Staphylococcal protein A induces biased production of Ig by VH3-expressing B lymphocytes
Staphylococcal Protein A
Staphylococcal protein A (SPA) is known to bind preferentially to the VH3 family of Ig heavy chain variable gene products. The current studies were conducted to examine the functional capacity of SPA to induce Ig production by VH3-expressing human B cells preferentially. Human peripheral blood B cells stimulated with anti-CD3-activated T cells or the Wood 46 strain of Staphylococcus aureus, which lacks SPA, expressed IgM containing all VH families, as detected by reverse transcription-PCR. In contrast, stimulation with SPA containing S. aureus or SPA-Sepharose resulted in biased expression of VH3 containing IgM. Similarly, cord blood B cells that require costimulation for Ig production induced by anti-CD3-activated T cells produced only VH3 containing IgM on costimulation with SPA containing S. aureus.
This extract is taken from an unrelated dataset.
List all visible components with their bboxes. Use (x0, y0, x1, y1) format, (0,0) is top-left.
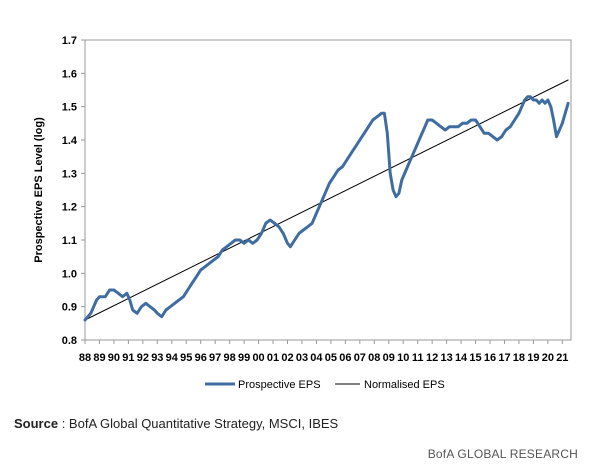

The sequences of 21 VH3 IgM gene products derived from different B cell sources were determined and found to include at least nine members of the VH3 family, which were both in germ-line configuration and somatically mutated. Use of DH and JH was diverse. Analysis of these VH3 gene products revealed conserved residues in FR1 and 3'CDR2/FR3, which are candidates to play a role in SPA-mediated activation of VH3-expressing B cells. Like T cell superantigens, SPA probably interacts with residues in the partially solvent exposed regions of the heavy chain molecule outside the classical Ag binding site and provides a signal that can lead to Ig production by human B cells expressing VH3.